Written by Anonymous

Rated RRelaxing after a long day of work, she flopped down onto her bed, perusing the internet on her laptop as she did every evening. She stumbled on a blog called WTF is up with my love life?!  The blog tagged and described the men in a woman’s life as her Gaggle: The Hot Sex Prospect, The Boyfriend Prospect, etc. As she read the description of The Unavailable Guy she could feel her gut tightening.

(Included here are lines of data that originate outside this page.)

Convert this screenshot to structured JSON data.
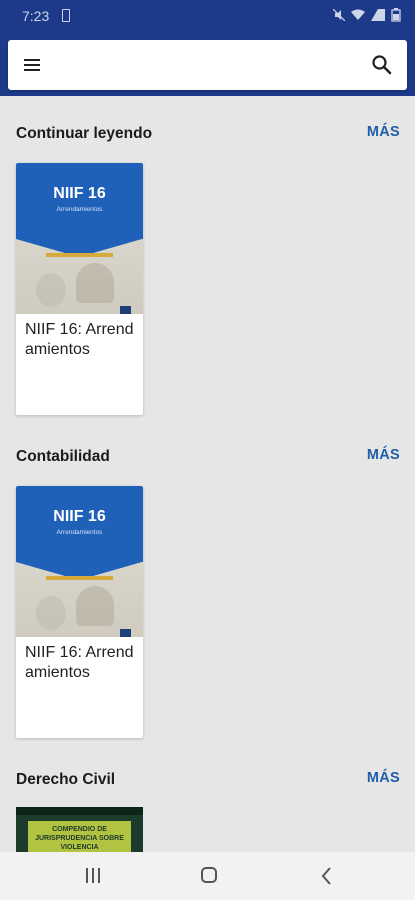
{
  "status_bar": {
    "time": "7:23"
  },
  "app_bar": {
    "menu_icon": "menu-icon",
    "search_icon": "search-icon"
  },
  "sections": [
    {
      "title": "Continuar leyendo",
      "more": "MÁS",
      "books": [
        {
          "title": "NIIF 16: Arrendamientos",
          "cover_title": "NIIF 16",
          "cover_subtitle": "Arrendamientos"
        }
      ]
    },
    {
      "title": "Contabilidad",
      "more": "MÁS",
      "books": [
        {
          "title": "NIIF 16: Arrendamientos",
          "cover_title": "NIIF 16",
          "cover_subtitle": "Arrendamientos"
        }
      ]
    },
    {
      "title": "Derecho Civil",
      "more": "MÁS",
      "books": [
        {
          "cover_text": "COMPENDIO DE JURISPRUDENCIA SOBRE VIOLENCIA"
        }
      ]
    }
  ],
  "colors": {
    "primary": "#1d3a8a",
    "accent": "#1f5fa8",
    "cover_blue": "#1f60b8",
    "cover_gold": "#d6a93b"
  }
}
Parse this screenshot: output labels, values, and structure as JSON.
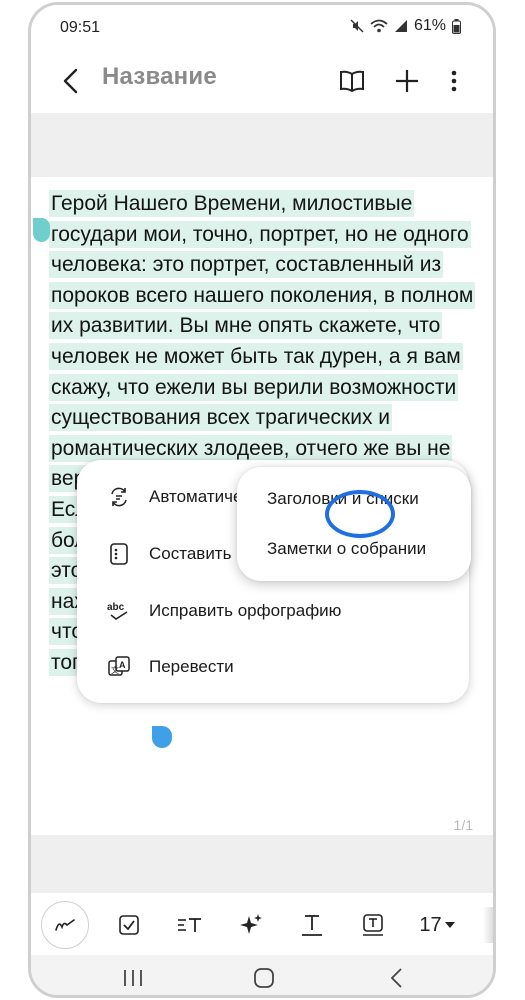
{
  "status_bar": {
    "time": "09:51",
    "battery": "61%",
    "icons": [
      "mute-icon",
      "wifi-icon",
      "signal-icon",
      "battery-icon"
    ]
  },
  "app_bar": {
    "title": "Название",
    "icons": [
      "back-arrow-icon",
      "book-icon",
      "plus-icon",
      "more-vertical-icon"
    ]
  },
  "note": {
    "text": "Герой Нашего Времени, милостивые государи мои, точно, портрет, но не одного человека: это портрет, составленный из пороков всего нашего поколения, в полном их развитии. Вы мне опять скажете, что человек не может быть так дурен, а я вам скажу, что ежели вы верили возможности существования всех трагических и романтических злодеев, отчего же вы не веруете в действительность Печорина? Если вы любовались вымыслами гораздо более ужасными и уродливыми, отчего же этот характер, даже как вымысел, не находит у вас пощады? Уж не оттого ли, что в нем больше правды, нежели бы вы того желали?..",
    "page_indicator": "1/1",
    "highlight_color": "#dcf2ea"
  },
  "context_menu": {
    "items": [
      {
        "label": "Автоматическое форматирование",
        "icon": "auto-format-icon"
      },
      {
        "label": "Составить",
        "icon": "compose-icon"
      },
      {
        "label": "Исправить орфографию",
        "icon": "spellcheck-icon"
      },
      {
        "label": "Перевести",
        "icon": "translate-icon"
      }
    ],
    "submenu": [
      {
        "label": "Заголовки и списки"
      },
      {
        "label": "Заметки о собрании"
      }
    ],
    "tap_color": "#1f6fe0"
  },
  "toolbar": {
    "font_size": "17",
    "icons": [
      "pen-icon",
      "checkbox-icon",
      "text-style-icon",
      "ai-sparkle-icon",
      "text-underline-icon",
      "text-box-icon",
      "font-size-dropdown-icon"
    ]
  },
  "nav_bar": {
    "icons": [
      "recents-icon",
      "home-icon",
      "back-icon"
    ]
  }
}
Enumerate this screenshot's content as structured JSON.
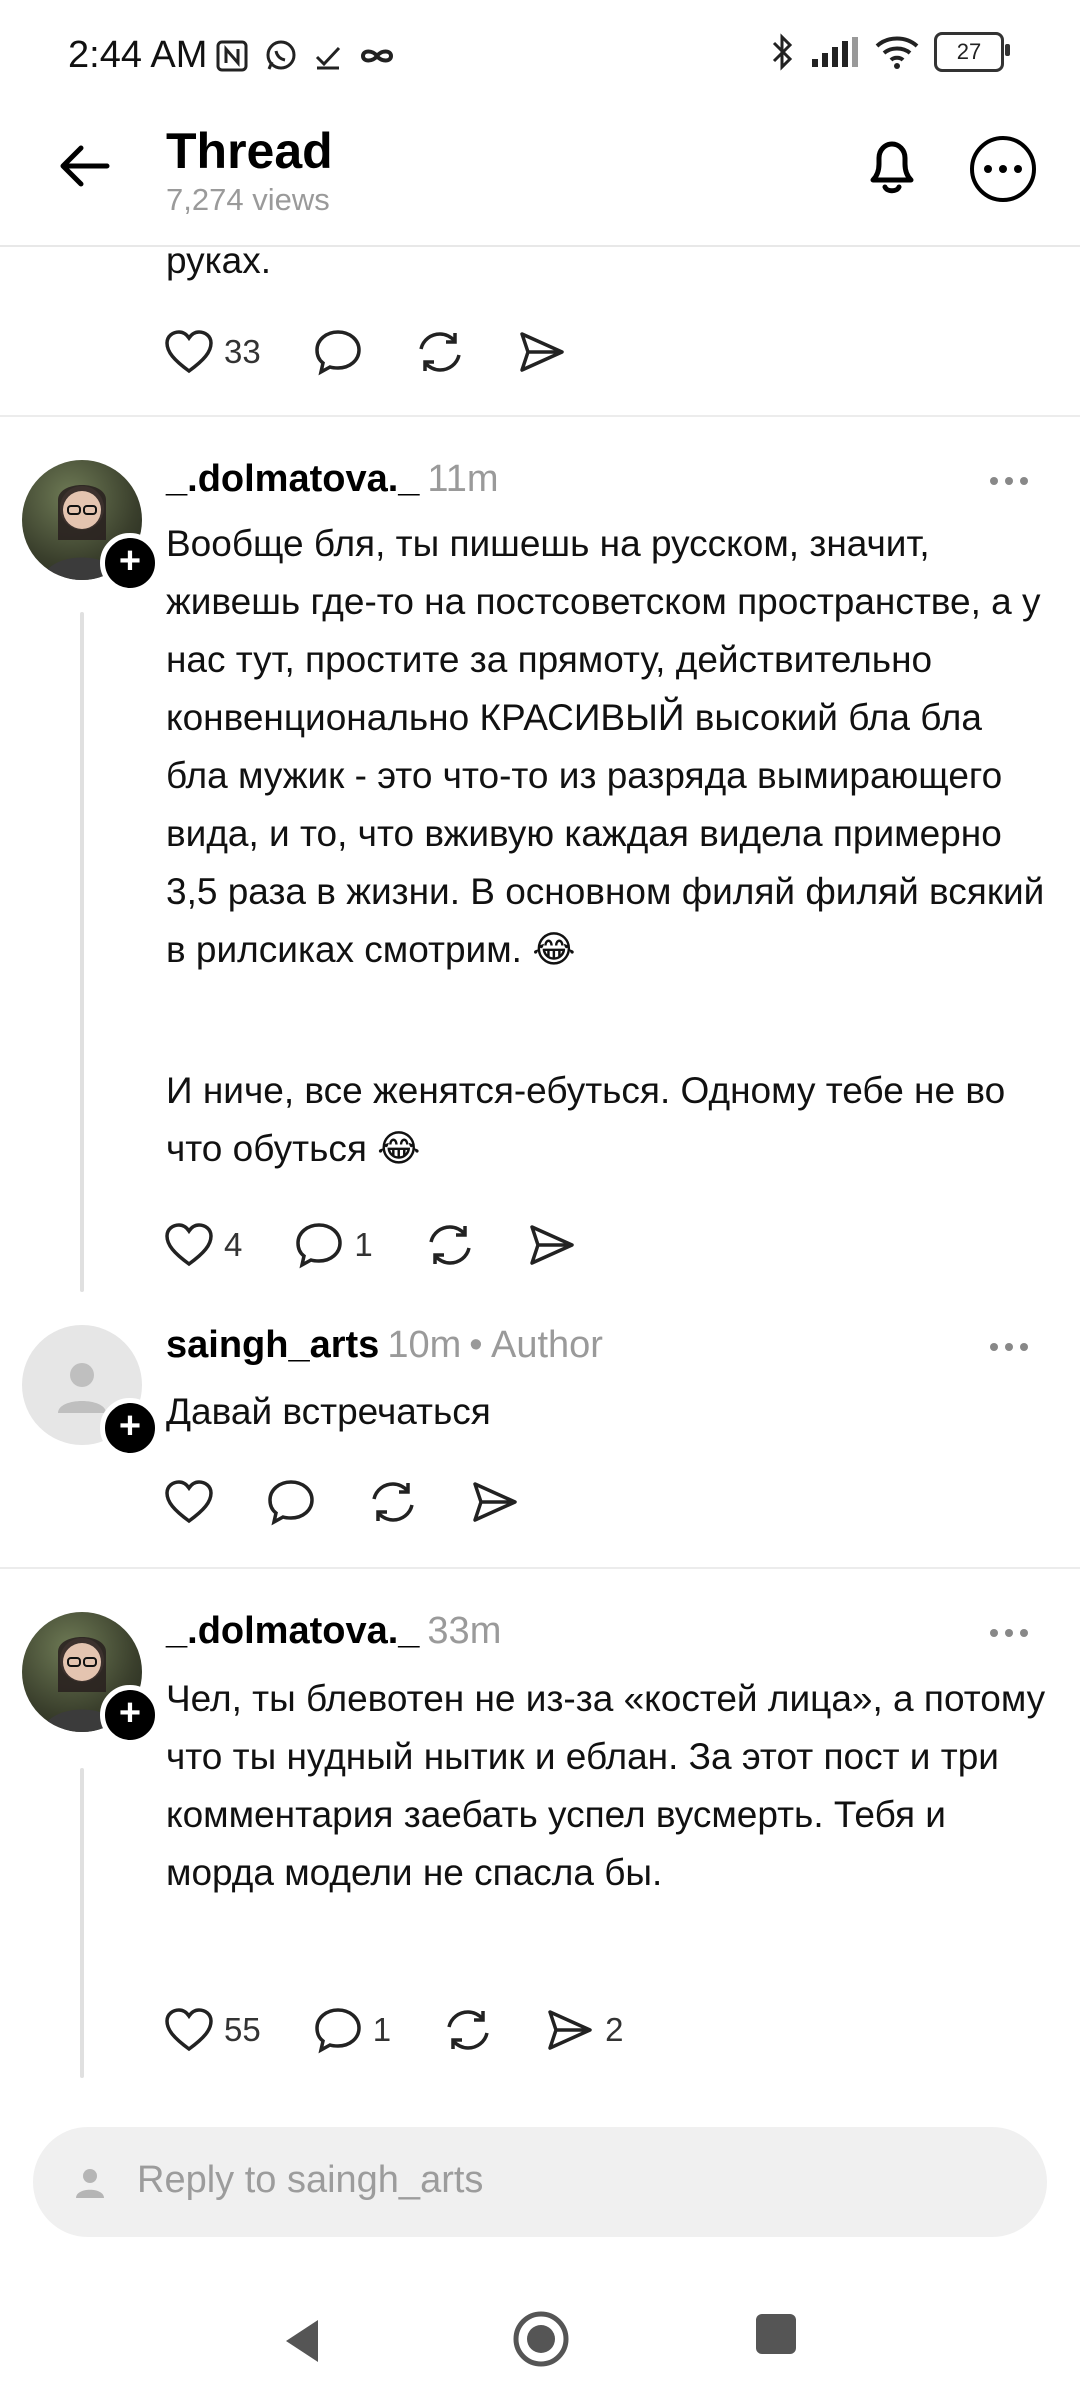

“You both know that he is unavailable, which makes him less threatening than other guys and enables you to let your guard down more than you would with a viable romantic prospect. Because your relationship with The Unavailable Guy isn’t going anywhere, you don’t have to overanalyze your interactions and can continue to push the boundaries of your friendship into territory that never feels unsafe… So you allow yourself to get closer to The Unavailable Guy, rationalizing that he is the one in the relationship and thus responsible for pulling in the reins if your friendship crosses into dangerous territory.”

What the fuck indeed.

  .               .               .

D had been coming over Thursdays after late nights at work since he lived too far away to commute comfortably. When he originally started coming over they watched movies on the couch, stayed up talking til two in the morning until their eyes burned with exhaustion and she would stumble to her room while he slept on the couch. The more time she spent with him, the harder it was to keep him from her thoughts. They were dangerous fantasies. Ones that she knew she should never indulge.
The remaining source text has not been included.